Why is supervised exercise so important?
Supervised exercise builds collateral circulation and improves walking distance as much as endovascular intervention in many randomised trials, without procedural risk.
What is the difference between intermittent claudication and critical limb ischaemia?
Intermittent claudication is exercise-induced calf, thigh, or buttock pain that resolves with rest. Critical limb ischaemia is rest pain, ulcers, or gangrene and represents severe disease threatening the limb.
How long do leg stents last?
Iliac stents last over a decade in most patients. Femoropopliteal stents have patency of sixty to seventy percent at five years. Repeat intervention is straightforward when symptoms return.

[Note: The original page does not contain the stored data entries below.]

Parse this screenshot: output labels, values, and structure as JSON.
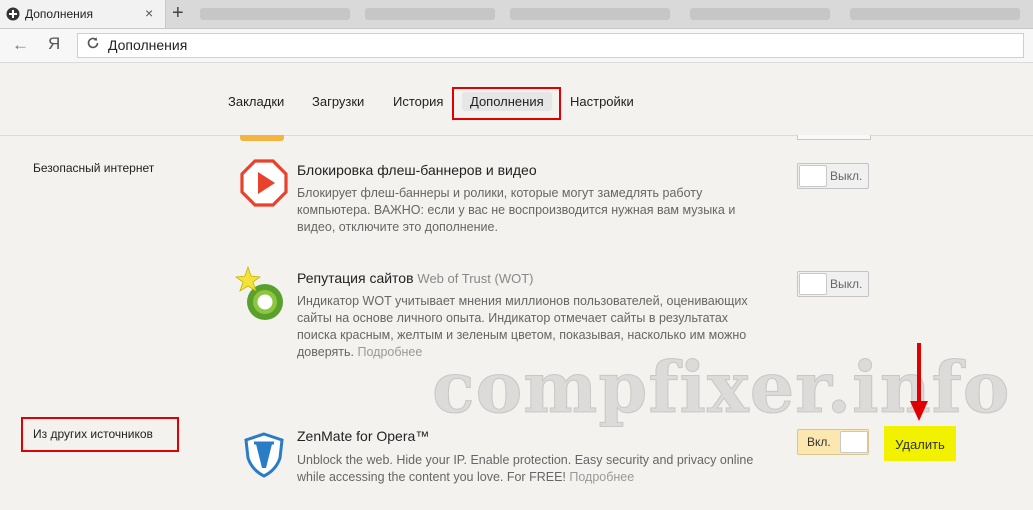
{
  "tab": {
    "title": "Дополнения",
    "close": "×",
    "new_tab": "+"
  },
  "toolbar": {
    "back": "←",
    "yandex": "Я",
    "address": "Дополнения"
  },
  "nav": {
    "tabs": [
      {
        "label": "Закладки"
      },
      {
        "label": "Загрузки"
      },
      {
        "label": "История"
      },
      {
        "label": "Дополнения",
        "active": true
      },
      {
        "label": "Настройки"
      }
    ]
  },
  "sections": {
    "safe_internet": "Безопасный интернет",
    "other_sources": "Из других источников"
  },
  "extensions": [
    {
      "name": "Блокировка флеш-баннеров и видео",
      "subtitle": "",
      "description": "Блокирует флеш-баннеры и ролики, которые могут замедлять работу компьютера. ВАЖНО: если у вас не воспроизводится нужная вам музыка и видео, отключите это дополнение.",
      "more": "",
      "toggle": "Выкл.",
      "enabled": false,
      "icon": "flash-block-icon"
    },
    {
      "name": "Репутация сайтов",
      "subtitle": "Web of Trust (WOT)",
      "description": "Индикатор WOT учитывает мнения миллионов пользователей, оценивающих сайты на основе личного опыта. Индикатор отмечает сайты в результатах поиска красным, желтым и зеленым цветом, показывая, насколько им можно доверять.",
      "more": "Подробнее",
      "toggle": "Выкл.",
      "enabled": false,
      "icon": "wot-icon"
    },
    {
      "name": "ZenMate for Opera™",
      "subtitle": "",
      "description": "Unblock the web. Hide your IP. Enable protection. Easy security and privacy online while accessing the content you love. For FREE!",
      "more": "Подробнее",
      "toggle": "Вкл.",
      "enabled": true,
      "icon": "zenmate-shield-icon",
      "delete_label": "Удалить"
    }
  ],
  "watermark": "compfixer.info",
  "colors": {
    "highlight_red": "#e00000",
    "delete_yellow": "#f2f200",
    "toggle_on": "#fde7b0"
  }
}
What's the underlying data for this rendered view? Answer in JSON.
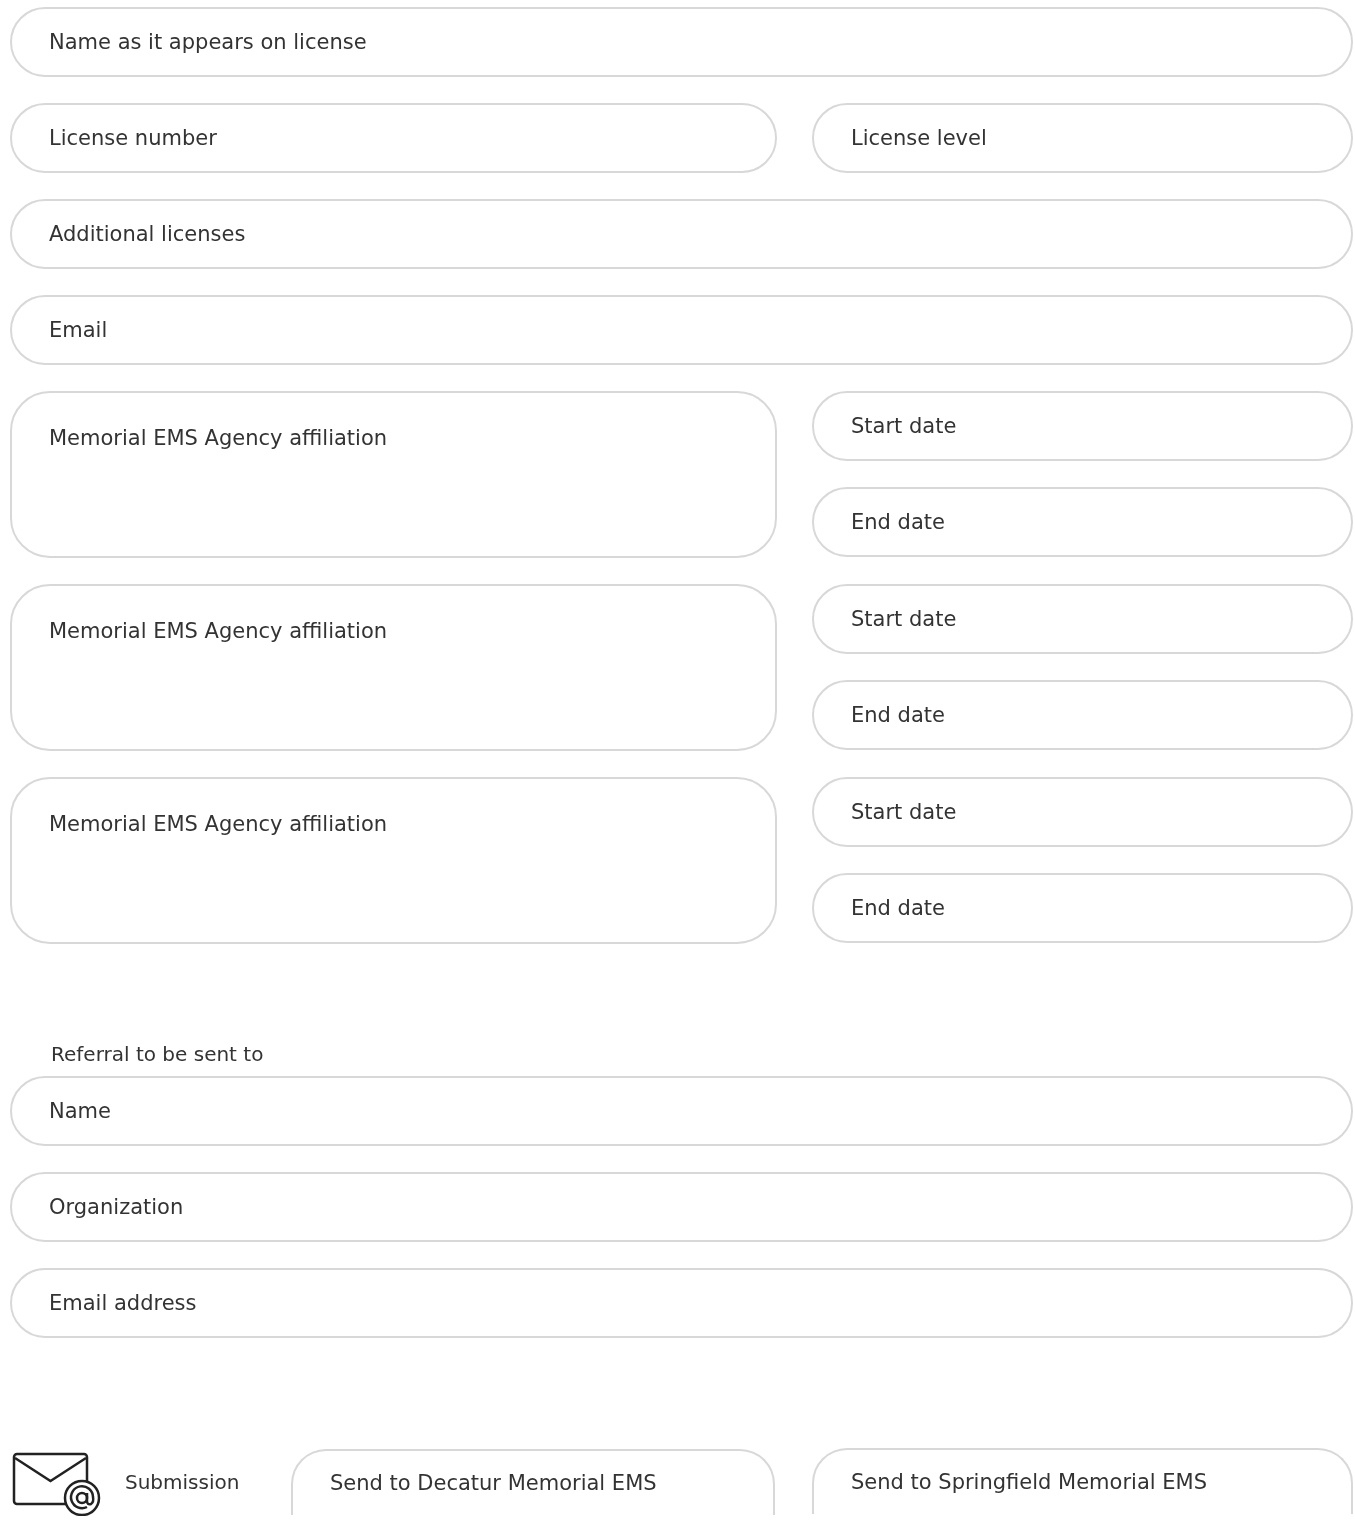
{
  "license": {
    "name": {
      "placeholder": "Name as it appears on license"
    },
    "license_number": {
      "placeholder": "License number"
    },
    "license_level": {
      "placeholder": "License level"
    },
    "additional_licenses": {
      "placeholder": "Additional licenses"
    },
    "email": {
      "placeholder": "Email"
    }
  },
  "affiliations": [
    {
      "agency": {
        "placeholder": "Memorial EMS Agency affiliation"
      },
      "start_date": {
        "placeholder": "Start date"
      },
      "end_date": {
        "placeholder": "End date"
      }
    },
    {
      "agency": {
        "placeholder": "Memorial EMS Agency affiliation"
      },
      "start_date": {
        "placeholder": "Start date"
      },
      "end_date": {
        "placeholder": "End date"
      }
    },
    {
      "agency": {
        "placeholder": "Memorial EMS Agency affiliation"
      },
      "start_date": {
        "placeholder": "Start date"
      },
      "end_date": {
        "placeholder": "End date"
      }
    }
  ],
  "referral": {
    "heading": "Referral to be sent to",
    "name": {
      "placeholder": "Name"
    },
    "organization": {
      "placeholder": "Organization"
    },
    "email_address": {
      "placeholder": "Email address"
    }
  },
  "submission": {
    "label": "Submission",
    "buttons": [
      "Send to Decatur Memorial EMS",
      "Send to Springfield Memorial EMS"
    ]
  }
}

Should I be screened if I am diabetic?
Diabetic patients over fifty should have annual foot examination and ankle-brachial index measurement, since peripheral artery disease in diabetes often presents as ulcers without typical claudication.
Will smoking cessation really make a difference?
Complete smoking cessation roughly halves the risk of cardiovascular events and amputation in peripheral artery disease. It is the single most important modifiable risk factor.